US non-farm payrolls smashed estimates and came in at 295,000 in February against the 235,000 expected, and this is a healthy jump higher from the 239,000 in January – last month’s report was revised lower from 257,000.

People at a job fair
Source: Bloomberg

The unemployment rate tumbled to 5.5% last month and slightly below the estimate of 5.6%. There is no question the headline figures are impressive, but when you drill down into the report the average hourly earnings marginally slipped on the month, along with the participation rate, and these are the sort of details that will prevent the Federal Reserve from rushing into an interest rate hike too soon.

Janet Yellen is content to keep rates on hold for at least the next two Fed meetings and today’s report will justify her cautious stance, but there will be some Fed members who will be pressing for a rate increase in June.

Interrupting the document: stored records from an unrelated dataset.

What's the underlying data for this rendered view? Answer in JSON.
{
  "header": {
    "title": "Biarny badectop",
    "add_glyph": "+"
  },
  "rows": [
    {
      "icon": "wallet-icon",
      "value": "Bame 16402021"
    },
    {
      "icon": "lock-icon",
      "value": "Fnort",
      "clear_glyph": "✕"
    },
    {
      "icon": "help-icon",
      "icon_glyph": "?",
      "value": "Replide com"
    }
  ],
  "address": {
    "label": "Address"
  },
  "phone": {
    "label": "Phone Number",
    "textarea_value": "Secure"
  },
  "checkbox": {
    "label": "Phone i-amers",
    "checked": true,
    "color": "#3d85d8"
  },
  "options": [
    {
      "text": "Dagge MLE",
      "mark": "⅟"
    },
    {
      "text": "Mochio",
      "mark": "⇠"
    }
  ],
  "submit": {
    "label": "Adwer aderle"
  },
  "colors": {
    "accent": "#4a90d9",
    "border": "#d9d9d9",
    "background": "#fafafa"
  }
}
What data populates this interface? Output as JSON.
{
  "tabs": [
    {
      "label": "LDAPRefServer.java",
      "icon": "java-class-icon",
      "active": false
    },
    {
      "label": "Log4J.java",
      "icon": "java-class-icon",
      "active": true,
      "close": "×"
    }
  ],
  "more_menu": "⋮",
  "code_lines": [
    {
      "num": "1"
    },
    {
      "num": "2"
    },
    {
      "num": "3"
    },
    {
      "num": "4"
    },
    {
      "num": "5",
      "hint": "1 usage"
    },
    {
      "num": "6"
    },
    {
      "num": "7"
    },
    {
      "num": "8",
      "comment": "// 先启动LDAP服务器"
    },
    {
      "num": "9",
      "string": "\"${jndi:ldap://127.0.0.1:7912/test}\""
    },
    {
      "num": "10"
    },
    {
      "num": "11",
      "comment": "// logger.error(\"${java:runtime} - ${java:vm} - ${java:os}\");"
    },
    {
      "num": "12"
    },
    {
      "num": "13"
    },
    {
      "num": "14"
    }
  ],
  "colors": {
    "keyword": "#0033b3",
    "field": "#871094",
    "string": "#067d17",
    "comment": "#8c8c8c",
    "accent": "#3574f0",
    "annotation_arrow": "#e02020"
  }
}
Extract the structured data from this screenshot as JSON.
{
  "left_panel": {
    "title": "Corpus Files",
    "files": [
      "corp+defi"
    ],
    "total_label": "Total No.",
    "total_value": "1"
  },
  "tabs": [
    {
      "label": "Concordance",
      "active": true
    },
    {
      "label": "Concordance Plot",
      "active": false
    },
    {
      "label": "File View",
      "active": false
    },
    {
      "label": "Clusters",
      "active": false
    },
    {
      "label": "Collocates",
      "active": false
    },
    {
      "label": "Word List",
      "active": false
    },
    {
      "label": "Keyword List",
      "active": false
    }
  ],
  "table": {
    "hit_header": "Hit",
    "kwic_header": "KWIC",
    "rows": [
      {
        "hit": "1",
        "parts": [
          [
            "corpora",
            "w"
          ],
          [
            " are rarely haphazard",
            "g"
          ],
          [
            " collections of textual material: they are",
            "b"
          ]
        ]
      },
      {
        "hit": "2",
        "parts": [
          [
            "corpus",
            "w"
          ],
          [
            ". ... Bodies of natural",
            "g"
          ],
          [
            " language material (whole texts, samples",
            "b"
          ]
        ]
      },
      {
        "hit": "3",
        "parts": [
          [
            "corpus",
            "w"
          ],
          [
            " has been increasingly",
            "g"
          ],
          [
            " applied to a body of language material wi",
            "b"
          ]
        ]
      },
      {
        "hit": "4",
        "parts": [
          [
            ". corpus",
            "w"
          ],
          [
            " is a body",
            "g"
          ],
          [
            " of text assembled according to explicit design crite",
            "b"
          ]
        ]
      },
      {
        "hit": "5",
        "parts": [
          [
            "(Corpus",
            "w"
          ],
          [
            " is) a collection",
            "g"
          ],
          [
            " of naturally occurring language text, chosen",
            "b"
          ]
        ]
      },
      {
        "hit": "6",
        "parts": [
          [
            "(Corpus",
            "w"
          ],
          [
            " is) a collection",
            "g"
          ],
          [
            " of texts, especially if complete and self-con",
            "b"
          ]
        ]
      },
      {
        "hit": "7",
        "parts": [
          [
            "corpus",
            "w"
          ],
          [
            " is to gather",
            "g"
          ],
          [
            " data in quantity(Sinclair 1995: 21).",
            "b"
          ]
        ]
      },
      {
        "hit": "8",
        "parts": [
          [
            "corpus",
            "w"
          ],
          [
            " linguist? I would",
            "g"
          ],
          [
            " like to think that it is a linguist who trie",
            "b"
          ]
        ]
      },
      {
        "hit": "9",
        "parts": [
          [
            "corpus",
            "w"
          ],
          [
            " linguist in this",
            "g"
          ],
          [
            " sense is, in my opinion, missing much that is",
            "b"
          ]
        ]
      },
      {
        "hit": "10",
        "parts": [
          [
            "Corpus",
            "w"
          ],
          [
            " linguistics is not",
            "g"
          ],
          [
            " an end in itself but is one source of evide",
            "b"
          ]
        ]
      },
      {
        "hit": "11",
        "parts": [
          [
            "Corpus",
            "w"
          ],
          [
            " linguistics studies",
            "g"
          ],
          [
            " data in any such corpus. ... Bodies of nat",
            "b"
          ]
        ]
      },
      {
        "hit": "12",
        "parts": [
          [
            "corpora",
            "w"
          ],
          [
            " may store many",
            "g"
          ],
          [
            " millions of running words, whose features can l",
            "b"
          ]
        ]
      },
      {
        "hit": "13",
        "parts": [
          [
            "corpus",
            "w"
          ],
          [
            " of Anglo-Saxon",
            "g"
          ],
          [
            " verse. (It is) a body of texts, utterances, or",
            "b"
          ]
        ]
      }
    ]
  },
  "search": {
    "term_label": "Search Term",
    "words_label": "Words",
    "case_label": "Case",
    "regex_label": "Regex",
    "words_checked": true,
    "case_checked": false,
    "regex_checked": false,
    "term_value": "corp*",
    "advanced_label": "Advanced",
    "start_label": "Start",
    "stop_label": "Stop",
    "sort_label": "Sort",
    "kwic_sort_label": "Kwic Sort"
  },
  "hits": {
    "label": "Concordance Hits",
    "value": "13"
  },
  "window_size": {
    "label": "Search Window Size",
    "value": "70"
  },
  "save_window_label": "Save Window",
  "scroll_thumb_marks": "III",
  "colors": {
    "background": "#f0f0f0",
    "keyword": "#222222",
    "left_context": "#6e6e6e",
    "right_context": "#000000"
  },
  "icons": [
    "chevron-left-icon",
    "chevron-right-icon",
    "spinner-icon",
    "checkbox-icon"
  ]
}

US central bankers may be divided over when rates should rise, but the markets are certainly pointing to an increase sooner rather than later. The biggest reaction was in the dollar which powered ahead on the back of the announcement, while EUR/USD slumped to new multi-years lows as the quantitative easing scheme launched by the European Central Bank yesterday is still fresh in traders’ minds.

GBP/USD dropped to its lowest level in a month as the US extended its lead over the UK in the race to raise rates. Indices like the Dow Jones and S&P 500 dropped in the wake of the announcement, but both sets of US index futures are off the lows of the session.

US light crude and Brent crude were knocked back by the strength of the greenback, but both energies are no stranger to trading lower.

Gold is in trouble as today’s jobs report puts the hawks among the doves, and the metals’ non-interest bearing ability is holding it back.